To quantify this risk, we revisit the three distinct peer groups we introduced in our second blog:
- Risk-targeted: funds targeting risk profile 5 as per Dynamic Planner. Funds with an ESG mandate can fall into this peer group if they are risk-targeted, but as noted above the number of these funds is currently limited
- Passive: funds with a risk rating of 5 and a passive approach as designated by Dynamic Planner
- ESG: funds with a risk rating of 5 and designated ESG/Sustainable/Ethical by Dynamic Planner
We will again focus on funds with a risk profile 5 on the Dynamic Planner scale as it represents the intermediate level of risk, which is the most popular among UK retail investors.
While the multi-asset ESG peer group is still relatively new, this is not necessarily a limitation as the past few years offer a wide range of distinct market regimes for our analysis of the dispersion in client outcomes:
- 2019: markets characterised by US/China tensions against the backdrop of a multi-year late cycle
- 2020: markets dominated by COVID-19 news and huge fiscal stimulus across the developed world
- 2021: a broad-based recovery as markets welcomed the vaccination roll-out and a gradual re-opening
- 2022: dominated by inflation worries, volatility in commodity prices and recession fears
So how did our peer groups fare in such volatile times, and was risk targeting helpful in narrowing the range of performance?
Looking at the difference between the worst and the best performers across peer groups, the gap is smallest for peers targeting a specific risk profile for every calendar year since 2019 as well as the first half of 2022.
That gap then widens for multi-asset strategies that predominantly invest in index funds; it is largest for funds with an ESG/sustainable/ethical approach (as designated by the Dynamic Planner). Looking at the aggregate impact over three full calendar years to the end of 2021, the range in performance is as wide as 12.5% for risk-targeted peers, 17.2% for passive peers and 25.9% for ESG peers.
That could suggest that relying solely on the current risk rating might result in a relatively wider dispersion of future outcomes among ESG investors, given the wide range of approaches adopted by ESG multi-asset strategies. By contrast, risk-targeted funds – including those with ESG mandates – could result in a relatively narrower dispersion of future outcomes.

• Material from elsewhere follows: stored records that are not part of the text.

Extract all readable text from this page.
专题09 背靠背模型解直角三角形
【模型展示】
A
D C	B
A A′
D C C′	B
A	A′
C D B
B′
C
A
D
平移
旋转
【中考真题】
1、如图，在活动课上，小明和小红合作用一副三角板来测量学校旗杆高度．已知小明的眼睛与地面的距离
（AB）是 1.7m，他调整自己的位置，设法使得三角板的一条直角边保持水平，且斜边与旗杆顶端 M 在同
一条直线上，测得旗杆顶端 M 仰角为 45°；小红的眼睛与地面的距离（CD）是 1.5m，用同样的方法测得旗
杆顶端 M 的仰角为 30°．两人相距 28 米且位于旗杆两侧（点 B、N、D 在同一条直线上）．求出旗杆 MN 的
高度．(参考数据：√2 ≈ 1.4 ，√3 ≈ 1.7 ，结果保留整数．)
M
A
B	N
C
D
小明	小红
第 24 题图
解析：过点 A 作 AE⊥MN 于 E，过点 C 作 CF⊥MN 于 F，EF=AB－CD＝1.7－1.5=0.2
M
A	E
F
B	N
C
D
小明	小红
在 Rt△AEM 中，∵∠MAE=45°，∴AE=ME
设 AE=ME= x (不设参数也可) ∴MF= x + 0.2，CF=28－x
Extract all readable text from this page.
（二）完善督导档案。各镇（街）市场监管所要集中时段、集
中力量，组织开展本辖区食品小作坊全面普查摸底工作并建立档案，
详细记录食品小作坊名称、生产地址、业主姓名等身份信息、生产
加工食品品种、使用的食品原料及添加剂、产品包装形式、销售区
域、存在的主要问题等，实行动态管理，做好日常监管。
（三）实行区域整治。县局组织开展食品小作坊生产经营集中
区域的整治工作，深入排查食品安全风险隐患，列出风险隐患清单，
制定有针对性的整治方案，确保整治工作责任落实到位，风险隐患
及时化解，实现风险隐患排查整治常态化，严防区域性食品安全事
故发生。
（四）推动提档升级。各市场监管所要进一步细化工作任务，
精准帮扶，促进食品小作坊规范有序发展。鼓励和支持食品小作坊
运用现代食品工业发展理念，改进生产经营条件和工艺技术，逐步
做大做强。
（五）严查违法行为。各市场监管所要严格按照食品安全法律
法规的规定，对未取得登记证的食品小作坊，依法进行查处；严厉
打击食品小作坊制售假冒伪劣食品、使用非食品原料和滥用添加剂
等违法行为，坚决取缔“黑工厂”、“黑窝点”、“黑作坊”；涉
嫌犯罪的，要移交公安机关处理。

Greater dispersion could also be associated with a higher probability of drift for ESG funds across risk profiles. That’s why risk-targeting might be particularly helpful for retail investors interested in ESG multi-asset solutions, as it could give advisers peace of mind that the funds will remain within their prescribed risk profiles over time.
Finding the right balance
Reflecting clients’ sustainability preferences shouldn’t come at the expense of ongoing suitability. The same tools that have helped advisers over the years since the RDR remain equally relevant in today’s world of ESG.
Multi-asset ESG investing is about balance. Here, the balance is about securing material ESG benefits while not losing sight of other key portfolio considerations such as diversification, costs and risk stability. Otherwise, choosing an ESG solution could leave investors more vulnerable to changes in market conditions or result in materially different long-term outcomes. This, in turn, could impact future investor preferences, drive asset flows and undermine confidence in ESG strategies .
For the good of the investor and the good of the planet, we’d better get this balance right.
Key risk: The value of any investment and any income taken from it is not guaranteed and can go down as well as up, and investors may get back less than the amount originally invested.